The Sad Decline of Frogs
The Friends' old friend Klaus Richter is one of a few scientists parsing out the decline or red-legged frogs and other native amphibians in King County and the urban Puget Sound area (a.k.a Pugetopolis). Lynda Mapes writes in the Times of what science is telling us about the decline of amphibians and the mismatch between environmental regulations and the facts of the amphibian lifecycle.
What [scientists] found was a misfit between development regulations and the
actual lives of amphibians. The animals' movements through the seasons
of the year don't fit into tidy buffer zones, drawn in tight circles
around breeding ponds. The wetlands they use for breeding and rearing
are protected, but the success of those regulations is problematic. And
too often, roads slice right through the migratory corridors amphibians
use, and development devours the forests they need to live in much of
the year.
n seven of 18 King County wetlands surveyed between 1993 and 1997,
Klaus O. Richter, a senior ecologist for King County, found native
species declined and some even disappeared.
"It's not just the wetland alone that is really important," Richter
said. "They only use the wetlands for two weeks to a month, a very
limited time, when they go to the wetlands to breed. But then they go
to the forest to live their lives, and what we have found is that the
forests are disappearing, and getting smaller, and the access to them
is declining because of our sprawl."
Anecdotally, red-legged frogs seem to be thriving in the Hylebos, but Richter reminds us that amphibian species can disappear without humans even knowing.

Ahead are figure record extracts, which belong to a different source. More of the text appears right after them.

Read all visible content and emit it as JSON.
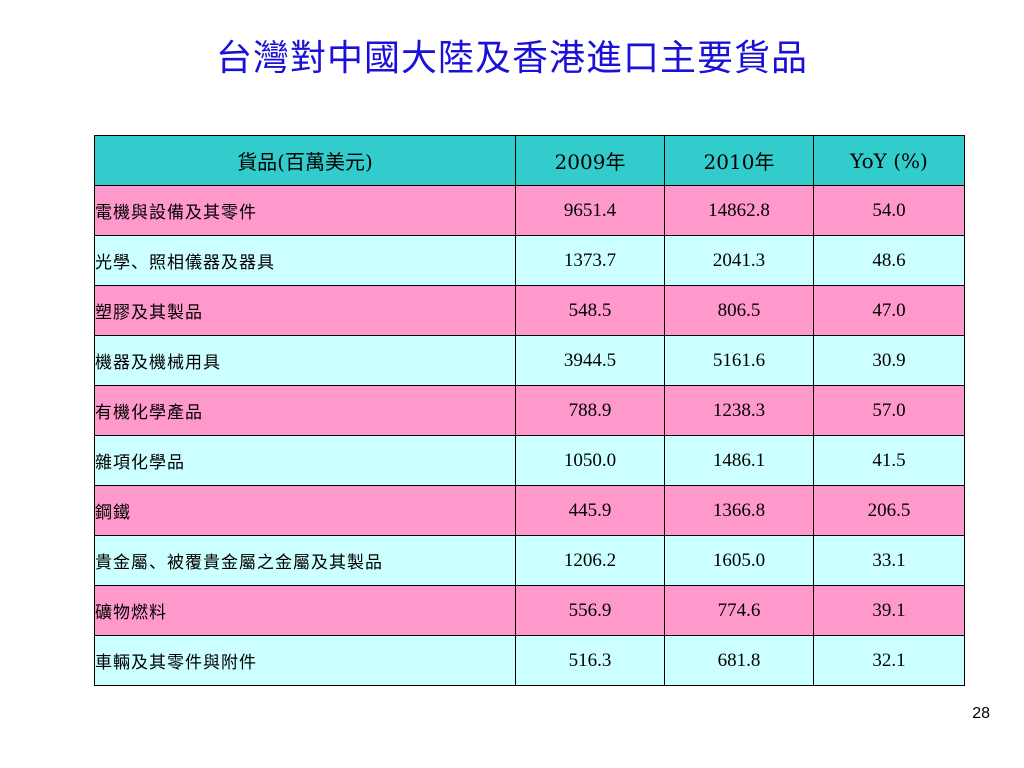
{
  "title": "台灣對中國大陸及香港進口主要貨品",
  "table": {
    "headers": [
      "貨品(百萬美元)",
      "2009年",
      "2010年",
      "YoY (%)"
    ],
    "rows": [
      {
        "item": "電機與設備及其零件",
        "y2009": "9651.4",
        "y2010": "14862.8",
        "yoy": "54.0"
      },
      {
        "item": "光學、照相儀器及器具",
        "y2009": "1373.7",
        "y2010": "2041.3",
        "yoy": "48.6"
      },
      {
        "item": "塑膠及其製品",
        "y2009": "548.5",
        "y2010": "806.5",
        "yoy": "47.0"
      },
      {
        "item": "機器及機械用具",
        "y2009": "3944.5",
        "y2010": "5161.6",
        "yoy": "30.9"
      },
      {
        "item": "有機化學產品",
        "y2009": "788.9",
        "y2010": "1238.3",
        "yoy": "57.0"
      },
      {
        "item": "雜項化學品",
        "y2009": "1050.0",
        "y2010": "1486.1",
        "yoy": "41.5"
      },
      {
        "item": "鋼鐵",
        "y2009": "445.9",
        "y2010": "1366.8",
        "yoy": "206.5"
      },
      {
        "item": "貴金屬、被覆貴金屬之金屬及其製品",
        "y2009": "1206.2",
        "y2010": "1605.0",
        "yoy": "33.1"
      },
      {
        "item": "礦物燃料",
        "y2009": "556.9",
        "y2010": "774.6",
        "yoy": "39.1"
      },
      {
        "item": "車輛及其零件與附件",
        "y2009": "516.3",
        "y2010": "681.8",
        "yoy": "32.1"
      }
    ]
  },
  "page_number": "28",
  "colors": {
    "title": "#1a10d8",
    "header_bg": "#33cccc",
    "row_pink": "#ff99cc",
    "row_cyan": "#ccffff"
  }
}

"I've been going back [to a monitoring site near Bellevue] and looking, and I haven't seen a toad," Richter
said. He sees a diminishing, not only of the food chain and biological
diversity of the area, but of the human pleasure in living in a place
so alive. "It's sad," he said, "they are just gone. People don't even
know what used to be here. It's the extinction of experience."
Mapes' article reminds us of the importance of protected & interconnected habitat. Species often have life cycle niches that transcend one habitat type. The Hylebos Creek Conservation Initiative is so important for our watershed because it seeks to protect habitat across the habitat zones from wetland, riparian and upland forests.
If we're successful, perhaps the red-legged frogs will continue to thrive in the Hylebos.